The group gave each state a letter grade in several categories, including smoke-free air, tobacco taxes and the legal age for buying tobacco products.
North Dakota received an A for smoke-free air but got an F for its tobacco taxes. The tax on a pack of cigarettes in North Dakota is 44 cents, the third lowest in the nation, the report said.
Minnesota has the nation's seventh highest tax per pack at $3.04. Minnesota received a grade of B in the tax category and an A for smoke-free air, the report said.
The minimum age to buy tobacco products in Minnesota and North Dakota is 18, like most states. Both states got an F in that category.
Reba Mathern-Jacobson, the American Lung Association's director of tobacco control, said raising the minimum age to 21 for tobacco sales may slow rates of young people starting to smoke.
"The older somebody is when they first start smoking, the less chance there is of them developing an addiction. Also, if 18-year-olds can legally purchase tobacco, cigarettes are highly accessible to high school students," she said.

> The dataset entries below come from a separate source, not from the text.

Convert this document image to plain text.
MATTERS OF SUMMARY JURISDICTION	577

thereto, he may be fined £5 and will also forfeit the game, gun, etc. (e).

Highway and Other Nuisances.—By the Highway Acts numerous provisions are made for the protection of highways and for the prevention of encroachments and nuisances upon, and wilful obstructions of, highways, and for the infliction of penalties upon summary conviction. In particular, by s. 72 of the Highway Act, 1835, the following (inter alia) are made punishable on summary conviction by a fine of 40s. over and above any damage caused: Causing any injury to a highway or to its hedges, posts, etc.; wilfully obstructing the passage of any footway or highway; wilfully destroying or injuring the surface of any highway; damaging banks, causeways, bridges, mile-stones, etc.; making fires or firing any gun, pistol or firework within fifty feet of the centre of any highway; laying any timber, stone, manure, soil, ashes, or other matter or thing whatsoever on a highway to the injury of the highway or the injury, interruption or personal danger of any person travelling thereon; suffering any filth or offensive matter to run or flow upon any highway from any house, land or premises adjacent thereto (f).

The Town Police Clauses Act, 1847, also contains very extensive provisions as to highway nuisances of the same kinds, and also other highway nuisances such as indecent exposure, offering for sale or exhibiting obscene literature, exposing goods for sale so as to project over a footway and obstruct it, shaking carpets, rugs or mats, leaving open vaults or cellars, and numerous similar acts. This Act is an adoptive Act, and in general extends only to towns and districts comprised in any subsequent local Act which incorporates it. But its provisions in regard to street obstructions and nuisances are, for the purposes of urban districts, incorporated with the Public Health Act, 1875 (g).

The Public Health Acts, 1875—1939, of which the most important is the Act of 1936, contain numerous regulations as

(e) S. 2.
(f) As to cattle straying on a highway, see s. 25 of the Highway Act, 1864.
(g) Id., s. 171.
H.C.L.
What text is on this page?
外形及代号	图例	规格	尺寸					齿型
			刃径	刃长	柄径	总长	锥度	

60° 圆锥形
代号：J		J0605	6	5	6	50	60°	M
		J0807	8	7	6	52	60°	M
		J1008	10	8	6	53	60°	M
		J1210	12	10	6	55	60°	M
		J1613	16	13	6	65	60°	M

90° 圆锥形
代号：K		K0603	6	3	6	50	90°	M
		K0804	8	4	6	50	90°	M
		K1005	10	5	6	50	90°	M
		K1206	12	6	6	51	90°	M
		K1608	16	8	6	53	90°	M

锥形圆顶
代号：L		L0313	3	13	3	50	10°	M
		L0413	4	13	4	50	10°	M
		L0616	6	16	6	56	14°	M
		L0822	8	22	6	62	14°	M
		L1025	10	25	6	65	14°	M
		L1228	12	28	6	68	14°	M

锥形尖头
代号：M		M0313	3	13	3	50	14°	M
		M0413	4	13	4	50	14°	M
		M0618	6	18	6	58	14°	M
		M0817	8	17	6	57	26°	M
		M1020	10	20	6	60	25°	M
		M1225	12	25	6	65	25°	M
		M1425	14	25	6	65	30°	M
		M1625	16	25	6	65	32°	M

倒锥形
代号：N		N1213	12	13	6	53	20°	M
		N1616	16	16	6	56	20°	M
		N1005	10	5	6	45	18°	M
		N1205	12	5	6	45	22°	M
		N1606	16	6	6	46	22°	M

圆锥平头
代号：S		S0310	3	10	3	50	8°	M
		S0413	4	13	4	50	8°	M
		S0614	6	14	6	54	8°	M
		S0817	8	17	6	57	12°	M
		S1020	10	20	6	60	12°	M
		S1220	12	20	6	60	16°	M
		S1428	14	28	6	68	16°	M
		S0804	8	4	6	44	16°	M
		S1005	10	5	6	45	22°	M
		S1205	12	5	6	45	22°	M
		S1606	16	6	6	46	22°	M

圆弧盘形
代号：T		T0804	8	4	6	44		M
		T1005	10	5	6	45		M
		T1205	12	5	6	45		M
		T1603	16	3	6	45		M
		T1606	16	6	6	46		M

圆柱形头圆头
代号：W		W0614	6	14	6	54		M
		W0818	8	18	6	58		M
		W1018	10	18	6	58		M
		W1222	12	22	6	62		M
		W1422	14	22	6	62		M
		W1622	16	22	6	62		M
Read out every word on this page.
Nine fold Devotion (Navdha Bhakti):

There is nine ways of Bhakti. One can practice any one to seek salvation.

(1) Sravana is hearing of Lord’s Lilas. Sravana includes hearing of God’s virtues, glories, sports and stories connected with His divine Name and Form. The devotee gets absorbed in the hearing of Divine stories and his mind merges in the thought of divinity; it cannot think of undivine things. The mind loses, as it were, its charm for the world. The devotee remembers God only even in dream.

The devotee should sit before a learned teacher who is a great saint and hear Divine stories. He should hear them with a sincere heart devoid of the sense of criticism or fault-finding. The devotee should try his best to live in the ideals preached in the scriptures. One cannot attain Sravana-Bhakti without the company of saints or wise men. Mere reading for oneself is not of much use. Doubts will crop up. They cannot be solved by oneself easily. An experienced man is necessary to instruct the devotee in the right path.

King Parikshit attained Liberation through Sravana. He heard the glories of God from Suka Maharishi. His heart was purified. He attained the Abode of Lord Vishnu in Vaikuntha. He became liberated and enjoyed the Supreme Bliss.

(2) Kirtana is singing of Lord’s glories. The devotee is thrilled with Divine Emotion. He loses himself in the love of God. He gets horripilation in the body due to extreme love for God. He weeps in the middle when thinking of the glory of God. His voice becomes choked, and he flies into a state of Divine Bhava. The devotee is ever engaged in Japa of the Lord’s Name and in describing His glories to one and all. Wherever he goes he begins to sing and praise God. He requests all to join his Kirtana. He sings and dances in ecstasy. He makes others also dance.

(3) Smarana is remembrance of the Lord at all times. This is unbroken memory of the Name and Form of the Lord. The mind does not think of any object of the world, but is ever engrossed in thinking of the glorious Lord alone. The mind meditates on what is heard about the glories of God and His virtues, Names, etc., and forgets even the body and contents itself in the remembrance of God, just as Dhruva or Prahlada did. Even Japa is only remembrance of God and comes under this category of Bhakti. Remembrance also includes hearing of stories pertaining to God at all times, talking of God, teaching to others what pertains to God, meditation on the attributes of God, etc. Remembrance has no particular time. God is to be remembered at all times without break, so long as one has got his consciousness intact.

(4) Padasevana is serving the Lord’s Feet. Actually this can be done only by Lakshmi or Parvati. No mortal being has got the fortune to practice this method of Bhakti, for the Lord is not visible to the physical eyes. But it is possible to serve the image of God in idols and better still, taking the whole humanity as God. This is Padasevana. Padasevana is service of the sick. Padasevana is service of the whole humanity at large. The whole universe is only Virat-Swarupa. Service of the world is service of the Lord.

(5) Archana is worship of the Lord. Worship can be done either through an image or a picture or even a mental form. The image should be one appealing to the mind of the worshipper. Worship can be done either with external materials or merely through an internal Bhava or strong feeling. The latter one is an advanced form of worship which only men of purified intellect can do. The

During the last legislative session, North Dakota lawmakers redirected funding from the state Center for Tobacco Prevention and Control Policy, also known as BreatheND, to the state Department of Health. And though North Dakota once met federal expectations for tobacco prevention program funding at 100 percent, the state now spends 63 percent of the recommended amount.
Restoring that funding is one of the American Lung Association's goals in North Dakota, along with raising tobacco taxes and the age limit.
In Minnesota, the group's goals are to "keep tobacco prices high," limit access to flavored tobacco products, raise the age limit and secure funding for tobacco prevention strategies, the report said.